Three days ago, 26 educators and young students at Sandy Hook Elementary School in Newtown, Conn., were killed in a tragedy that has left parents and children across the country wondering, "what if it happened to us?"
Bedford Superintendent Timothy Mayes says words cannot describe the horror and sadness felt among he and staff in SAU 25, but noted that the district has a plethora of protocols in place to prevent and, if necessary, mitigate harm done to Bedford students should an intruder enter a Bedford school.
"We are prepared to conduct proactive lock downs and secure, in place, students in all our schools to protect kids in case there is an intruder," said Mayes. "All our doors are locked once the school day starts, but as you can see, even that didn't prevent this guy from getting into that building (in Newtown)."
Teachers, he added, are taught to lock all doors, get students to a safe spot in the classroom and pull shades on all this windows should a threat be detected.
In addition, each of Bedford's schools is equipped with panic buttons in a number of different locations in the school offices and principal's office, which immediately alert Bedford Police to a crisis.
While students are being protected within the schools, district officials have the technology to quickly notify parents should their children be placed in danger.
The district uses Alert Now, a mass-communication system, which luckily has only had to be used in instances of inclement weather, said Mayes, who also noted schools within SAU 25 have conducted drills to prepare for the worst-case scenario.
Last year, in fact, Memorial Elementary School practiced a drill in which educators evacuated students to an off-site location before returning them to the school.
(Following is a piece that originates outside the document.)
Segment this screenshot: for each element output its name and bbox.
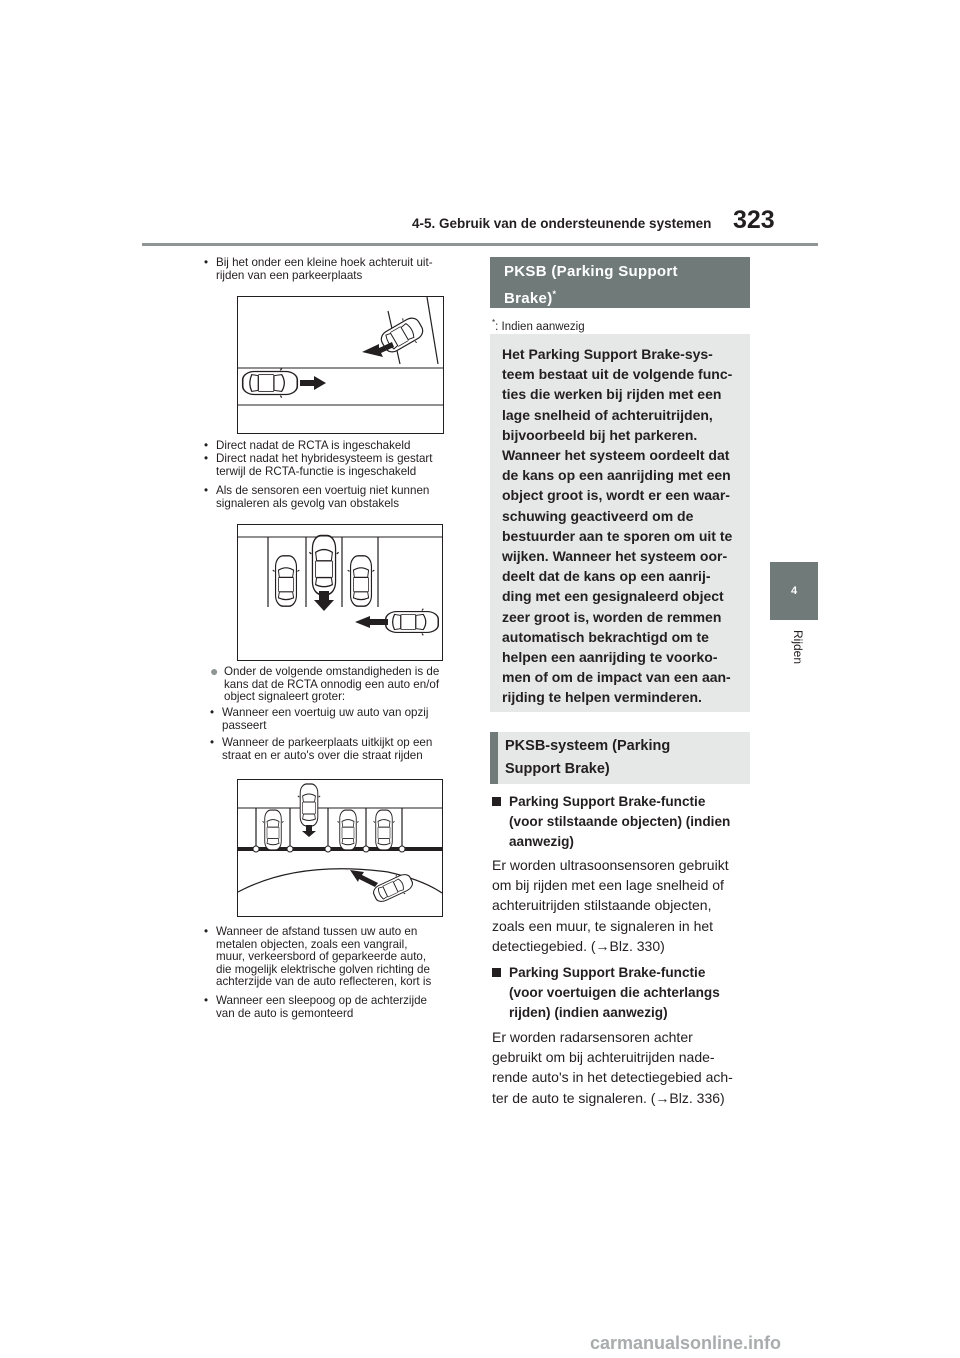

Bedford Police Chief John Bryfonski said Friday that his department will make "appropriate adjustments' to its patrol posture concerning Bedford schools, and once all the information is released about the events that took place Friday morning at Sandy Hook Elementary School, Mayes said he and district educators will work with police to consider all possible safety improvements in Bedford, though he added that there are no immediate plans to make changes to the district's current procedures.
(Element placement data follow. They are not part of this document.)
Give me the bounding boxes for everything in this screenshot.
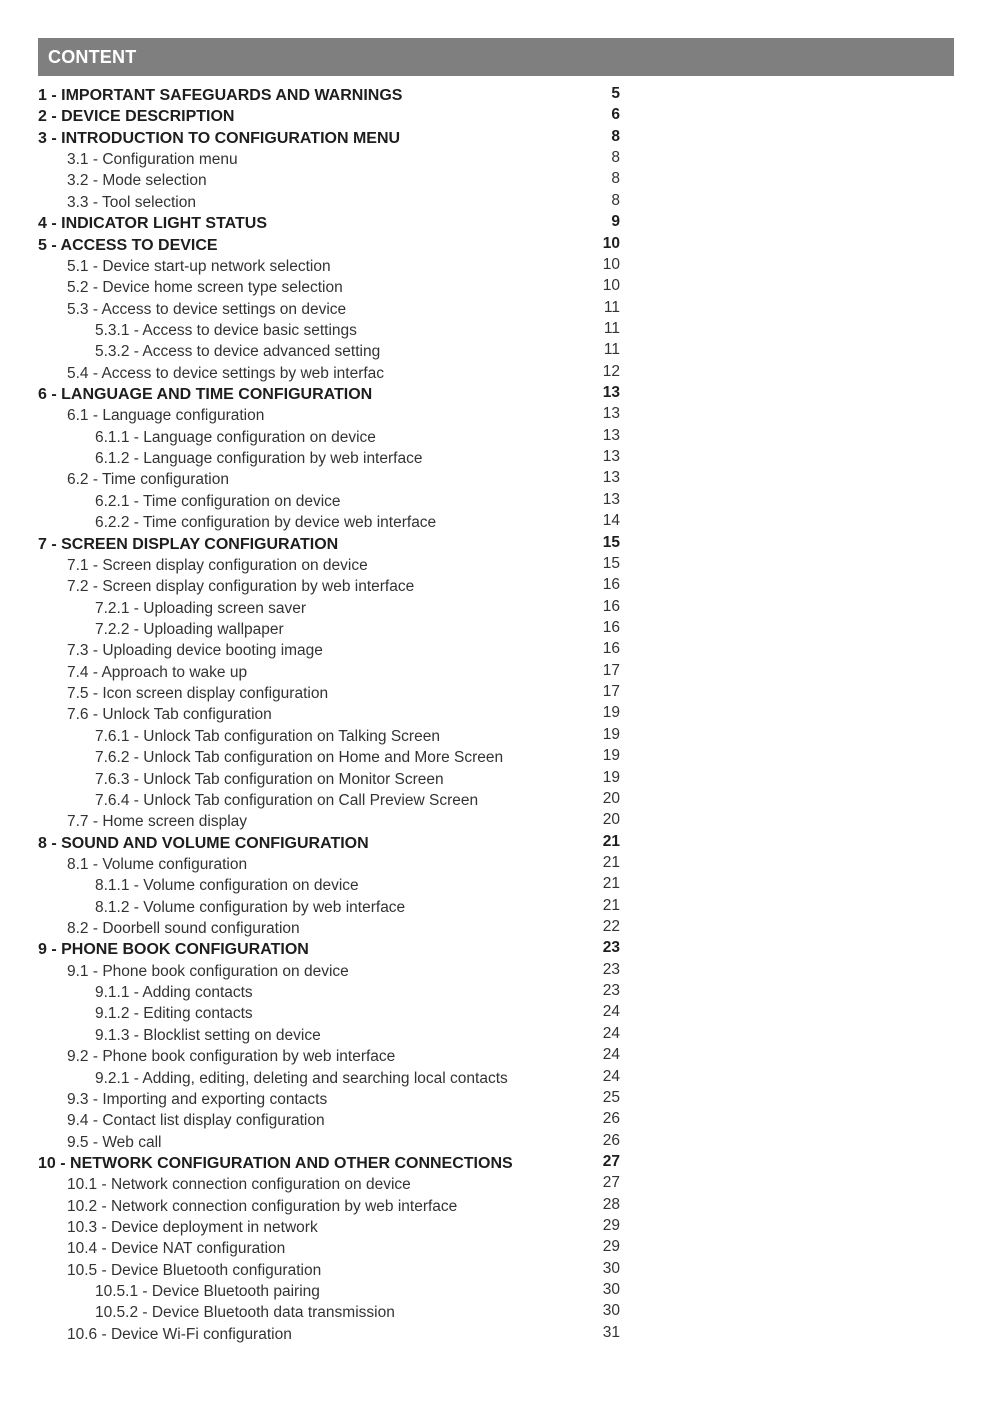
toc-entry-page-number: 29	[602, 1217, 620, 1235]
toc-entry-page-number: 9	[611, 213, 620, 231]
toc-entry-title: 9.2.1 - Adding, editing, deleting and searching local contacts	[95, 1069, 508, 1087]
toc-entry-page-number: 31	[602, 1323, 620, 1341]
toc-entry-page-number: 19	[602, 725, 620, 743]
toc-entry-page-number: 15	[602, 554, 620, 572]
toc-section-entry[interactable]	[38, 1132, 628, 1153]
toc-entry-title: 1 - IMPORTANT SAFEGUARDS AND WARNINGS	[38, 87, 403, 104]
toc-chapter-entry[interactable]	[38, 85, 628, 106]
toc-entry-page-number: 13	[602, 448, 620, 466]
toc-section-entry[interactable]	[38, 640, 628, 661]
toc-entry-page-number: 17	[602, 683, 620, 701]
toc-entry-page-number: 21	[602, 853, 620, 871]
toc-entry-title: 3.2 - Mode selection	[67, 172, 207, 190]
toc-entry-page-number: 19	[602, 768, 620, 786]
toc-chapter-entry[interactable]	[38, 939, 628, 960]
toc-subsection-entry[interactable]	[38, 427, 628, 448]
toc-entry-title: 6.2 - Time configuration	[67, 471, 229, 489]
toc-section-entry[interactable]	[38, 811, 628, 832]
toc-section-entry[interactable]	[38, 854, 628, 875]
toc-entry-page-number: 16	[602, 576, 620, 594]
toc-entry-title: 7 - SCREEN DISPLAY CONFIGURATION	[38, 535, 339, 553]
toc-section-entry[interactable]	[38, 1196, 628, 1217]
toc-entry-page-number: 22	[602, 918, 620, 936]
toc-entry-title: 5.3.2 - Access to device advanced setting	[95, 343, 381, 361]
toc-entry-title: 9.1.1 - Adding contacts	[95, 984, 253, 1002]
toc-entry-title: 7.2.1 - Uploading screen saver	[95, 599, 307, 617]
toc-entry-page-number: 14	[602, 512, 620, 530]
content-header-bar	[38, 38, 954, 76]
toc-entry-page-number: 21	[602, 832, 620, 850]
toc-entry-page-number: 19	[602, 747, 620, 765]
toc-chapter-entry[interactable]	[38, 235, 628, 256]
toc-entry-title: 9.2 - Phone book configuration by web interface	[67, 1048, 396, 1066]
toc-chapter-entry[interactable]	[38, 106, 628, 127]
toc-entry-title: 8 - SOUND AND VOLUME CONFIGURATION	[38, 834, 369, 852]
toc-entry-title: 10.6 - Device Wi-Fi configuration	[67, 1325, 292, 1343]
toc-entry-title: 5.3 - Access to device settings on device	[67, 300, 347, 318]
table-of-contents	[38, 85, 628, 1345]
toc-entry-page-number: 16	[602, 618, 620, 636]
toc-entry-page-number: 10	[602, 255, 620, 273]
toc-chapter-entry[interactable]	[38, 384, 628, 405]
toc-subsection-entry[interactable]	[38, 726, 628, 747]
toc-entry-title: 8.2 - Doorbell sound configuration	[67, 920, 300, 938]
toc-subsection-entry[interactable]	[38, 790, 628, 811]
toc-section-entry[interactable]	[38, 1089, 628, 1110]
toc-entry-title: 7.6.3 - Unlock Tab configuration on Monitor Screen	[95, 770, 444, 788]
toc-entry-page-number: 23	[602, 939, 620, 957]
toc-entry-title: 10.1 - Network connection configuration on device	[67, 1176, 411, 1194]
toc-subsection-entry[interactable]	[38, 747, 628, 768]
toc-chapter-entry[interactable]	[38, 1153, 628, 1174]
toc-entry-title: 6.1.1 - Language configuration on device	[95, 428, 376, 446]
toc-entry-page-number: 16	[602, 640, 620, 658]
toc-entry-page-number: 15	[602, 533, 620, 551]
toc-section-entry[interactable]	[38, 662, 628, 683]
toc-entry-page-number: 5	[611, 85, 620, 102]
toc-entry-title: 10.5 - Device Bluetooth configuration	[67, 1261, 322, 1279]
toc-subsection-entry[interactable]	[38, 1025, 628, 1046]
toc-subsection-entry[interactable]	[38, 1068, 628, 1089]
toc-section-entry[interactable]	[38, 405, 628, 426]
toc-entry-title: 9.1 - Phone book configuration on device	[67, 962, 349, 980]
toc-subsection-entry[interactable]	[38, 619, 628, 640]
toc-entry-title: 6 - LANGUAGE AND TIME CONFIGURATION	[38, 386, 373, 404]
toc-section-entry[interactable]	[38, 1238, 628, 1259]
toc-entry-page-number: 23	[602, 982, 620, 1000]
toc-section-entry[interactable]	[38, 192, 628, 213]
toc-section-entry[interactable]	[38, 149, 628, 170]
toc-entry-title: 10.3 - Device deployment in network	[67, 1219, 318, 1237]
toc-entry-page-number: 26	[602, 1110, 620, 1128]
toc-entry-page-number: 24	[602, 1003, 620, 1021]
toc-section-entry[interactable]	[38, 1260, 628, 1281]
toc-section-entry[interactable]	[38, 469, 628, 490]
toc-entry-page-number: 27	[602, 1152, 620, 1170]
toc-chapter-entry[interactable]	[38, 534, 628, 555]
toc-entry-title: 6.1 - Language configuration	[67, 407, 265, 425]
toc-entry-title: 5.1 - Device start-up network selection	[67, 257, 331, 275]
toc-entry-title: 10.4 - Device NAT configuration	[67, 1240, 286, 1258]
toc-subsection-entry[interactable]	[38, 448, 628, 469]
toc-entry-title: 7.6.4 - Unlock Tab configuration on Call Preview Screen	[95, 791, 479, 809]
toc-section-entry[interactable]	[38, 1110, 628, 1131]
toc-entry-page-number: 17	[602, 661, 620, 679]
toc-entry-title: 9.4 - Contact list display configuration	[67, 1112, 325, 1130]
toc-section-entry[interactable]	[38, 363, 628, 384]
toc-subsection-entry[interactable]	[38, 341, 628, 362]
toc-section-entry[interactable]	[38, 683, 628, 704]
toc-entry-page-number: 8	[611, 127, 620, 145]
toc-entry-title: 6.2.1 - Time configuration on device	[95, 492, 341, 510]
toc-entry-title: 5.3.1 - Access to device basic settings	[95, 321, 357, 339]
toc-entry-title: 7.3 - Uploading device booting image	[67, 642, 323, 660]
toc-entry-page-number: 11	[603, 319, 620, 337]
toc-entry-title: 9.3 - Importing and exporting contacts	[67, 1090, 328, 1108]
toc-entry-page-number: 13	[602, 405, 620, 423]
toc-entry-page-number: 11	[603, 298, 620, 316]
toc-section-entry[interactable]	[38, 1174, 628, 1195]
toc-entry-page-number: 21	[602, 896, 620, 914]
toc-entry-title: 7.2 - Screen display configuration by web interface	[67, 578, 415, 596]
toc-entry-page-number: 30	[602, 1302, 620, 1320]
toc-entry-title: 7.5 - Icon screen display configuration	[67, 685, 329, 703]
toc-entry-title: 9.5 - Web call	[67, 1133, 162, 1151]
toc-entry-page-number: 24	[602, 1046, 620, 1064]
toc-entry-title: 3 - INTRODUCTION TO CONFIGURATION MENU	[38, 129, 401, 147]
toc-section-entry[interactable]	[38, 1046, 628, 1067]
toc-entry-page-number: 21	[602, 875, 620, 893]
toc-subsection-entry[interactable]	[38, 1302, 628, 1323]
toc-entry-page-number: 11	[603, 341, 620, 359]
toc-entry-title: 10 - NETWORK CONFIGURATION AND OTHER CONNECTIONS	[38, 1154, 513, 1172]
toc-chapter-entry[interactable]	[38, 213, 628, 234]
toc-section-entry[interactable]	[38, 299, 628, 320]
toc-section-entry[interactable]	[38, 961, 628, 982]
toc-entry-page-number: 24	[602, 1024, 620, 1042]
toc-entry-title: 5.4 - Access to device settings by web interfac	[67, 364, 385, 382]
toc-entry-page-number: 25	[602, 1088, 620, 1106]
toc-entry-page-number: 10	[602, 277, 620, 295]
toc-entry-page-number: 8	[611, 191, 620, 209]
toc-entry-page-number: 27	[602, 1174, 620, 1192]
toc-entry-page-number: 19	[602, 704, 620, 722]
toc-chapter-entry[interactable]	[38, 833, 628, 854]
toc-entry-page-number: 13	[602, 469, 620, 487]
toc-entry-title: 3.1 - Configuration menu	[67, 151, 238, 169]
page-title: CONTENT	[48, 46, 137, 67]
toc-entry-title: 10.2 - Network connection configuration by web interface	[67, 1197, 458, 1215]
toc-section-entry[interactable]	[38, 576, 628, 597]
toc-section-entry[interactable]	[38, 704, 628, 725]
toc-entry-title: 4 - INDICATOR LIGHT STATUS	[38, 215, 268, 233]
toc-entry-title: 8.1.1 - Volume configuration on device	[95, 877, 359, 895]
toc-entry-title: 3.3 - Tool selection	[67, 193, 196, 211]
toc-entry-page-number: 26	[602, 1131, 620, 1149]
toc-entry-title: 7.7 - Home screen display	[67, 813, 248, 831]
toc-entry-title: 7.6.2 - Unlock Tab configuration on Home and More Screen	[95, 749, 504, 767]
toc-entry-page-number: 8	[611, 170, 620, 188]
toc-section-entry[interactable]	[38, 170, 628, 191]
toc-entry-title: 7.6.1 - Unlock Tab configuration on Talking Screen	[95, 727, 440, 745]
toc-entry-title: 9 - PHONE BOOK CONFIGURATION	[38, 941, 309, 959]
toc-entry-page-number: 28	[602, 1195, 620, 1213]
toc-entry-page-number: 29	[602, 1238, 620, 1256]
toc-entry-title: 8.1 - Volume configuration	[67, 855, 248, 873]
toc-subsection-entry[interactable]	[38, 1281, 628, 1302]
toc-entry-page-number: 13	[602, 490, 620, 508]
toc-section-entry[interactable]	[38, 1217, 628, 1238]
toc-section-entry[interactable]	[38, 256, 628, 277]
toc-subsection-entry[interactable]	[38, 598, 628, 619]
toc-entry-title: 7.6 - Unlock Tab configuration	[67, 706, 272, 724]
toc-entry-page-number: 23	[602, 960, 620, 978]
toc-entry-page-number: 30	[602, 1259, 620, 1277]
toc-entry-title: 5 - ACCESS TO DEVICE	[38, 236, 218, 254]
toc-entry-title: 7.4 - Approach to wake up	[67, 663, 248, 681]
toc-entry-page-number: 20	[602, 789, 620, 807]
toc-subsection-entry[interactable]	[38, 769, 628, 790]
toc-entry-title: 6.2.2 - Time configuration by device web interface	[95, 514, 437, 532]
toc-entry-title: 10.5.2 - Device Bluetooth data transmission	[95, 1304, 395, 1322]
toc-entry-title: 6.1.2 - Language configuration by web interface	[95, 450, 423, 468]
toc-entry-page-number: 6	[611, 106, 620, 124]
toc-section-entry[interactable]	[38, 918, 628, 939]
toc-entry-title: 9.1.3 - Blocklist setting on device	[95, 1026, 321, 1044]
toc-subsection-entry[interactable]	[38, 982, 628, 1003]
toc-entry-title: 8.1.2 - Volume configuration by web interface	[95, 898, 406, 916]
toc-entry-title: 9.1.2 - Editing contacts	[95, 1005, 253, 1023]
toc-subsection-entry[interactable]	[38, 1003, 628, 1024]
toc-entry-page-number: 12	[602, 362, 620, 380]
toc-entry-title: 5.2 - Device home screen type selection	[67, 279, 343, 297]
toc-entry-title: 7.2.2 - Uploading wallpaper	[95, 620, 284, 638]
toc-subsection-entry[interactable]	[38, 875, 628, 896]
toc-section-entry[interactable]	[38, 277, 628, 298]
toc-entry-title: 2 - DEVICE DESCRIPTION	[38, 108, 235, 126]
toc-entry-page-number: 13	[602, 426, 620, 444]
toc-subsection-entry[interactable]	[38, 320, 628, 341]
toc-entry-page-number: 30	[602, 1281, 620, 1299]
toc-section-entry[interactable]	[38, 555, 628, 576]
toc-entry-page-number: 20	[602, 811, 620, 829]
toc-entry-title: 7.1 - Screen display configuration on device	[67, 556, 368, 574]
toc-subsection-entry[interactable]	[38, 491, 628, 512]
toc-chapter-entry[interactable]	[38, 128, 628, 149]
toc-entry-title: 10.5.1 - Device Bluetooth pairing	[95, 1283, 320, 1301]
toc-entry-page-number: 10	[602, 234, 620, 252]
toc-entry-page-number: 24	[602, 1067, 620, 1085]
toc-subsection-entry[interactable]	[38, 897, 628, 918]
toc-entry-page-number: 16	[602, 597, 620, 615]
toc-section-entry[interactable]	[38, 1324, 628, 1345]
toc-entry-page-number: 13	[602, 384, 620, 402]
toc-entry-page-number: 8	[611, 149, 620, 167]
toc-subsection-entry[interactable]	[38, 512, 628, 533]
"I think what we've got to do is wait and work things out once we know all the facts and exactly what happened," said Mayes. "We may need a few weeks or months time until that time, but hopefully we'll be able to collect some information that can help us going forward."
This week, however, Mayes says the concentration is on comforting students and parents and instilling a feeling of comfort in their security within the confines of Bedford schools.
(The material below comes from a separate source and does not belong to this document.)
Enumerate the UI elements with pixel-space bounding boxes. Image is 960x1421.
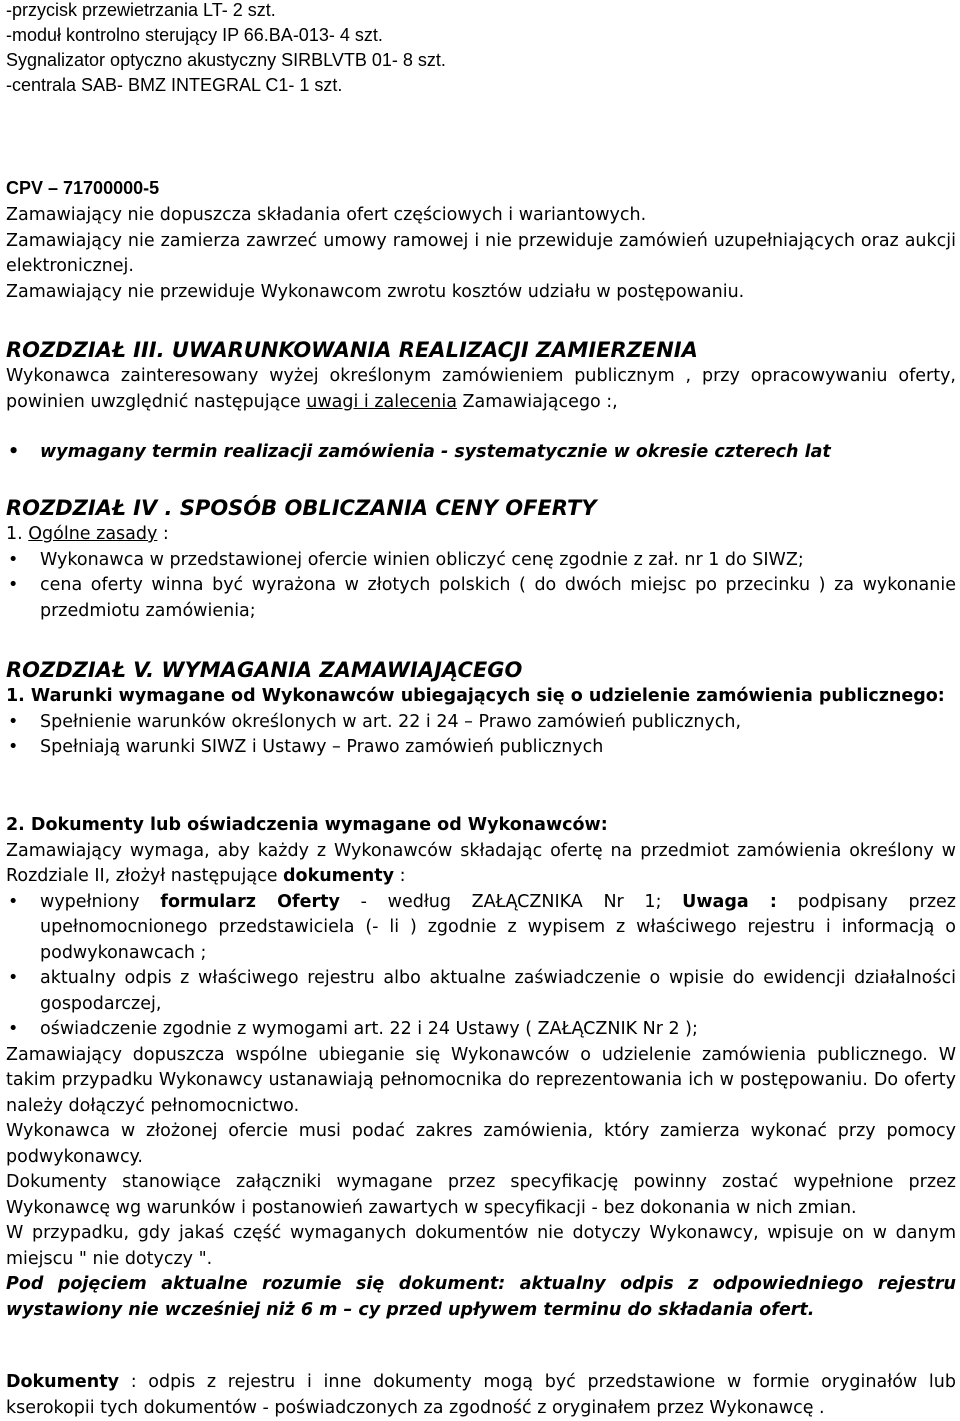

"The most important thing we're going to try to do in next five days is reassure children and parents that, for the most part, schools are a very safe place and ... we're going to make a concerted effort to remind kids of that," said Mayes. "We're going to try as best as possible to get into a normal routine and if we see kids struggling with what happened, we're going to try to identify them and get in touch with their parents. We're going to be very people-oriented over the next five days."
And while educators will do everything in their power to help Bedford students, Mayes was quick to note that the events of Friday will be awfully difficult to forget.
"Our hearts go out to the families and the kids in Newtown following this horrible event," he continued. "We're thinking about them everyday and will be thinking of them for a number of weeks and probably much longer going forward."